Skip to main content
Statistics LibreTexts

1.3: How to obtain the data

  • Page ID
    3675
  • There are two main principles of sampling: replication and randomization.

    Replication suggests that the same effect will be researched several times. This idea derived from the cornerstone math “big numbers” postulate which in simple words is “the more, the better”. When you count replicates, remember that they must be independent. For example, if you research how light influences the plant growth and use five growing chambers, each with ten plants, then number of replicates is five, not fifty. This is because plants withing each chamber are not independent as they all grow in the same environment but we research differences between environments. Five chambers are replicates whereas fifty plants are pseudoreplicates.

    Repeated measurements is another complication. For example, in a study of short-term visual memory ten volunteers were planned to look on the same specific object multiple times. The problem here is that people may remember the object and recall it faster towards the end of a sequence. As a result, these multiple times are not replicates, they are repeated measurements which could tell something about learning but not about memory itself. There are only ten true replicates.

    Another important question is how many replicates should be collected. There is the immense amount of publications about it, but in essence, there are two answers: (a) as many as possible and (b) 30. Second answer looks a bit funny but this rule of thumb is the result of many years of experience. Typically, samples which size is less than 30, considered to be a small. Nevertheless, even minuscule samples could be useful, and there are methods of data analysis which work with five and even with three replicates. There are also special methods (power analysis) which allow to estimate how many objects to collect (we will give one example due course).

    Randomization tells among other that every object should have the equal chances to go into the sample. Quite frequently, researchers think that data was randomized while it was not actually collected in the random way.

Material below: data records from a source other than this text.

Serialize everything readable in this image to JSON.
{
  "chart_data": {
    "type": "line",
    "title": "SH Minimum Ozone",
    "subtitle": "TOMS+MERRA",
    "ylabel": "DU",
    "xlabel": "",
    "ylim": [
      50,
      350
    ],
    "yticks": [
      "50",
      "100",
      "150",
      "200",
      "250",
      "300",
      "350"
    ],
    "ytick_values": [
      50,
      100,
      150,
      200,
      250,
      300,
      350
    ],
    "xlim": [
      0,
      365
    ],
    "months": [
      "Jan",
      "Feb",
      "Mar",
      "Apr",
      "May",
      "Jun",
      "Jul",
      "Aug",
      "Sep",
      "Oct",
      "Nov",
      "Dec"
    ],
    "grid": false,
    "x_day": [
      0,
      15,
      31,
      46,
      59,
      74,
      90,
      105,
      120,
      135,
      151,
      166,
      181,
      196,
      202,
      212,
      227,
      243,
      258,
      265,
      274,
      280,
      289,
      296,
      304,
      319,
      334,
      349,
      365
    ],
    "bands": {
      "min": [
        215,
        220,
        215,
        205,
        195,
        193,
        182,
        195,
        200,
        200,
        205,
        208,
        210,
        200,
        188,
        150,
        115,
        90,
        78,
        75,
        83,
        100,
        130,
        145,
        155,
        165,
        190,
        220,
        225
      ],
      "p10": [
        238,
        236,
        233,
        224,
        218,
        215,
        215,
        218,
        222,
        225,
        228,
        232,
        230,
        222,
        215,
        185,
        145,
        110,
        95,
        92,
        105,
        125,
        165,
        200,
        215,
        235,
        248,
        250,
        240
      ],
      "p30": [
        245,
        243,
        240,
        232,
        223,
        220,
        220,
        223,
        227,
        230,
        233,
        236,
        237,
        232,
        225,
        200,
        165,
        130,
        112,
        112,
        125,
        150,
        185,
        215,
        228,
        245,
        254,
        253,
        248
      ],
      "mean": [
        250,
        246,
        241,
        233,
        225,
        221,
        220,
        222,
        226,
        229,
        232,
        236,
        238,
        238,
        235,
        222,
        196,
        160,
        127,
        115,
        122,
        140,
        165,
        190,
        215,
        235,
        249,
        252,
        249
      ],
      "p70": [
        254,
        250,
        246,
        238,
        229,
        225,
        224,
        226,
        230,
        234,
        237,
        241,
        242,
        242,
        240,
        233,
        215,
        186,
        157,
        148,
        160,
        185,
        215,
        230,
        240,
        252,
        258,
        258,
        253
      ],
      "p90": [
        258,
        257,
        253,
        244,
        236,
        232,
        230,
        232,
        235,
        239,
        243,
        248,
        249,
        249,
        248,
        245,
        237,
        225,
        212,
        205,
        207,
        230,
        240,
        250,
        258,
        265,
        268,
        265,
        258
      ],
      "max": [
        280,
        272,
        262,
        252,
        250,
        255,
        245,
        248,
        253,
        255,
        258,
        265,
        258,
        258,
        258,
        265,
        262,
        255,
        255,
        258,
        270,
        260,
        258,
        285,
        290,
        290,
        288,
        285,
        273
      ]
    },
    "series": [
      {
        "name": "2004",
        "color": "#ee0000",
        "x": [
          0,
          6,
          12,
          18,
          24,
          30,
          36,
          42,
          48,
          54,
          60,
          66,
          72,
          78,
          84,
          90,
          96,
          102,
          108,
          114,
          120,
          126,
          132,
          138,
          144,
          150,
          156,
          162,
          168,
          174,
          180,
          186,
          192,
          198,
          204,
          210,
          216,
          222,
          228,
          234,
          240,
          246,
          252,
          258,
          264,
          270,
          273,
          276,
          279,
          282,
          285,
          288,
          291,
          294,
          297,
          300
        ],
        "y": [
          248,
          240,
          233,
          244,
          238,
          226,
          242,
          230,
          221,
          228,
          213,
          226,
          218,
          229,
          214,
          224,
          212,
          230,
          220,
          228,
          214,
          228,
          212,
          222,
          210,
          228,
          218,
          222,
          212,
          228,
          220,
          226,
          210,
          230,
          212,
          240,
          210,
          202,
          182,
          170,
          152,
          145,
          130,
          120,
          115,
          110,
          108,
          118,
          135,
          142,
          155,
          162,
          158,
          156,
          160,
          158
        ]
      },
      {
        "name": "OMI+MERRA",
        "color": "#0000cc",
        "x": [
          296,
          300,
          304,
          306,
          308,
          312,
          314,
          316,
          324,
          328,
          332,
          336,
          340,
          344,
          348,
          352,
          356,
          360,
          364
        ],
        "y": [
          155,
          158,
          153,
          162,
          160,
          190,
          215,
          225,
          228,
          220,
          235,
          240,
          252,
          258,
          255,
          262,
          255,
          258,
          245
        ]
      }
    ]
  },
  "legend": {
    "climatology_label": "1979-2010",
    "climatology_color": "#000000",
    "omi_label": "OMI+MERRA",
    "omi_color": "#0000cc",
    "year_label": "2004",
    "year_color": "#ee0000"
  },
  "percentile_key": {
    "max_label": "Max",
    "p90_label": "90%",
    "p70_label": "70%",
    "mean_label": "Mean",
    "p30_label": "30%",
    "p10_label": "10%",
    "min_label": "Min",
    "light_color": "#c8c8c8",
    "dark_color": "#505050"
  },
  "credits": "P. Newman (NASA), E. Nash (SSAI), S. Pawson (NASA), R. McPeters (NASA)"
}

    For example, how to select the sample of 100 trees in the big forest? If we try simply to walk and select trees which somehow attracted the attention, this sample will not be random because these trees are somehow deviated and this is why we spotted them. Since one of the best ways of randomization is to introduce the order which is knowingly absent in nature (or at least not related with the study question), the reliable method is, for example, to use a detailed map of the forest, select two random coordinates, and find the tree which is closest to the selected point. However, trees are not growing homogeneously, some of them (like spruces) tend to grow together whereas others (like oaks) prefer to stay apart. With the method described above, spruces will have a better chance to come into sample so that breaks the rule of randomization. We might employ the second method and make a transect through the forest using rope, then select all trees touched with it, and then select, saying, every fifth tree to make a total of hundred.

    Is the last (second) method appropriate? How to improve it?

    Now you know enough to answer another question:

    Once upon a time, there was an experiment with a goal to research the effect of different chemical poisons to weevils. Weevils were hold in jars, chemicals were put on fragments of filter paper. Researcher opened the jar, then picked up the weevil which first came out of jar, put it on the filter paper and waited until weevil died. Then researcher changed chemical, and start the second run of experiment in the same dish, and so on. But for some unknown reason, the first chemical used was always the strongest (weevils died very fast). Why? How to organize this experiment better?